Interview Gauntlet: Monitoring Stack from Scratch¶
Category: System Design Difficulty: L2-L3 Duration: 15-20 minutes Domains: Observability, SRE Practices
Round 1: The Opening¶
Interviewer: "You're joining a startup with 15 microservices, no monitoring, and a history of finding outages from customer complaints. Design a monitoring stack from scratch."
Strong Answer:¶
"I'd start with the three pillars but prioritize ruthlessly. Week one: metrics with Prometheus and Grafana. Deploy Prometheus via the kube-prometheus-stack Helm chart, which gives you Prometheus, Alertmanager, Grafana, and a set of default recording rules and dashboards for Kubernetes, node, and container metrics out of the box. Each service needs to expose a /metrics endpoint — for most frameworks, that's a middleware or library. I'd define four golden signals per service: request rate, error rate, latency (p50/p95/p99), and saturation (CPU, memory). Week two: logging with Loki and Fluent Bit — structured JSON logs from every service, queryable in Grafana. Week three: basic alerting. I'd start with just three alerts per service: error rate above 1% for 5 minutes, p99 latency above the SLO threshold, and pod restarts above 2 in 10 minutes. Ship alerts to Slack for now, upgrade to PagerDuty when the team is ready for on-call. Tracing comes last because it requires instrumentation effort — I'd plan it for month two using OpenTelemetry."
Common Weak Answers:¶
- "I'd set up Datadog." — Not wrong, but doesn't show architectural thinking. The interviewer wants to see you reason about what to monitor and why, not pick a vendor.
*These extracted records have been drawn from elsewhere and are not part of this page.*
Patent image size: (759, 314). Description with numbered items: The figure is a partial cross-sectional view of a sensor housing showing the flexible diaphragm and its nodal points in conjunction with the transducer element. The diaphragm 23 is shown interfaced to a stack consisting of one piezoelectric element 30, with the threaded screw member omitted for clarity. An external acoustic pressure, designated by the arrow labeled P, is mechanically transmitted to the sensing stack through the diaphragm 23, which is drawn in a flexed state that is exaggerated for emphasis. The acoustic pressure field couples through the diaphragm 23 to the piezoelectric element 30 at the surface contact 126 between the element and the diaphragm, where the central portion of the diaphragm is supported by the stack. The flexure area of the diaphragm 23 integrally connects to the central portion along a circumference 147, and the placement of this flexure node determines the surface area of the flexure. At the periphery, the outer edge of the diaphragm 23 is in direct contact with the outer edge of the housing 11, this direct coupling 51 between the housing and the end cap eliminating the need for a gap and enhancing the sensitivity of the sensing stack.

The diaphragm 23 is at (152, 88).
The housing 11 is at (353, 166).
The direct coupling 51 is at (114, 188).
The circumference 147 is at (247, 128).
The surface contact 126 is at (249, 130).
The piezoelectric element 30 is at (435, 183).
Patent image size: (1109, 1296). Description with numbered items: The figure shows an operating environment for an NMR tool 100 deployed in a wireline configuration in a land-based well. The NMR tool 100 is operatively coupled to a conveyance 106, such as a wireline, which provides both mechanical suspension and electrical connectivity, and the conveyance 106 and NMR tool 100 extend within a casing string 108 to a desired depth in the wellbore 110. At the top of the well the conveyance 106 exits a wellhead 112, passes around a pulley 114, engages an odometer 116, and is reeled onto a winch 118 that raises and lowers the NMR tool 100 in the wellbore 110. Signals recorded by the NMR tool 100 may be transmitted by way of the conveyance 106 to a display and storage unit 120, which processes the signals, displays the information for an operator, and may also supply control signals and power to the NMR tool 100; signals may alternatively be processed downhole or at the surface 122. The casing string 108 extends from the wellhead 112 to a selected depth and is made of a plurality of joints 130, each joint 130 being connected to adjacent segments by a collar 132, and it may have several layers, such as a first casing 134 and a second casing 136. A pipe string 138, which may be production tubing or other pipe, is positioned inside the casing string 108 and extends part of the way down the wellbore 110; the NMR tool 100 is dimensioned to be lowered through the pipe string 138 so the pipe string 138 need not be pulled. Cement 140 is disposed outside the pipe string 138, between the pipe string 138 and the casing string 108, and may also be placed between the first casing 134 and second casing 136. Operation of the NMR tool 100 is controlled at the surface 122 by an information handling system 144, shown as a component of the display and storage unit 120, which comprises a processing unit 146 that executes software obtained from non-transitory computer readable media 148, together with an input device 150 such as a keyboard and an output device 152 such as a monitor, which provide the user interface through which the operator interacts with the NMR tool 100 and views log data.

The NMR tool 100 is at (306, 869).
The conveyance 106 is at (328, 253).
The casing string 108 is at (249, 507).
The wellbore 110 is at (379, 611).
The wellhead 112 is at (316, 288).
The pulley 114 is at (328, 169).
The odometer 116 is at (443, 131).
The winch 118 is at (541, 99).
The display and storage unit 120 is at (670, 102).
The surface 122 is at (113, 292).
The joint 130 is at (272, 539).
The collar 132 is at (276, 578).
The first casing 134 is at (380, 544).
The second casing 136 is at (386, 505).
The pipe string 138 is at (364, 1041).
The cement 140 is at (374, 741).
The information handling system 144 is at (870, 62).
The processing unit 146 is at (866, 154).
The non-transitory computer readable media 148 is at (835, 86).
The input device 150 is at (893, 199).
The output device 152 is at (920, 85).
- "We need tracing first because it's the most powerful." — Tracing requires the most instrumentation effort and the least immediate payoff for a team finding outages from customer complaints. Metrics first.
- Listing 20 things to monitor without prioritization — The context is a startup with no monitoring. Boiling the ocean is the wrong answer; the right answer is rapid time-to-first-alert.
Round 2: The Probe¶
Interviewer: "Six months in, your on-call engineer is getting 40 alerts per shift and ignoring most of them. How did you get here, and how do you fix it?"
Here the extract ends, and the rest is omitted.